For the survey, MetaProp NYC polled real estate tech investors and founders globally on their expectations for future market conditions as well as company growth. The research found that investors are significantly more confident about the real estate tech market (9.1 out of 10 confidence index) than entrepreneurs (5.4 out of 10 confidence index). Investor sentiment is driven by confidence in expected deal flow and expectation of more M&A activity, while founders are more concerned about the fundraising environment.

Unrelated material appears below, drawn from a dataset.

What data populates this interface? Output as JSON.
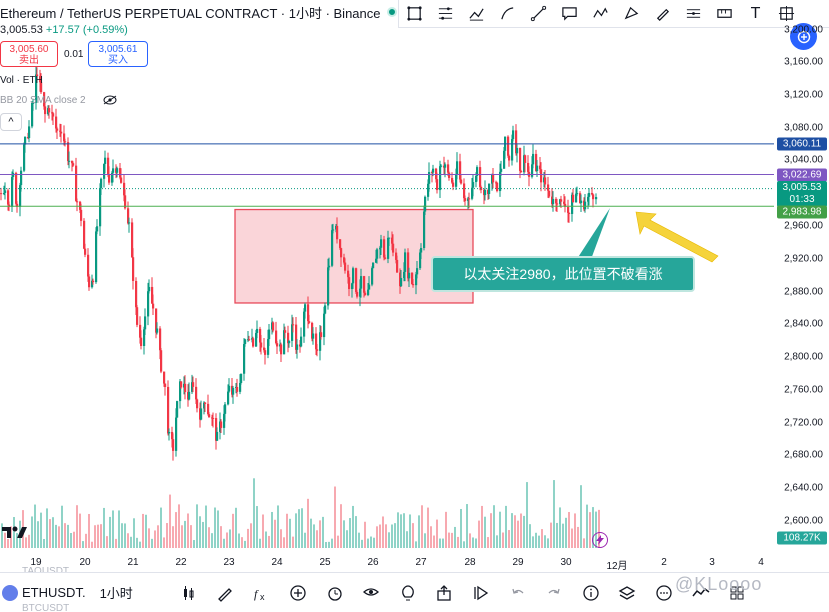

Investors and startups both expect the market to get significantly more competitive—except for finance & investment and consumer/broker tech. Most investors are looking to make bets in consumer/broker tech (space selection, leasing, payments); connected devices (Smarthome, Sensors, IoT) and space management and usage (property management, basement tech).
About half of investors expect to see more M&A activity in 2016 compared to 2015, while startups are generally pessimistic, with 44% reporting it is unlikely or very unlikely their company will be acquired, go public, or have a major liquidity event in the next two years. Investment interest and innovation in asset classes beyond commercial and residential is significant.
The survey was designed in collaboration with the Real Estate Board of New York. The index is based on responses to four sentiment questions about future market expectations. The index has a range of zero to 10.
An Index above five indicates that respondents are confident in the market; more responded positive than negative to the survey questions. An index below five indicates that respondents are not confident in the market; more responded negative than positive to the survey questions. An index of five indicates that the positive and negative responses were equal.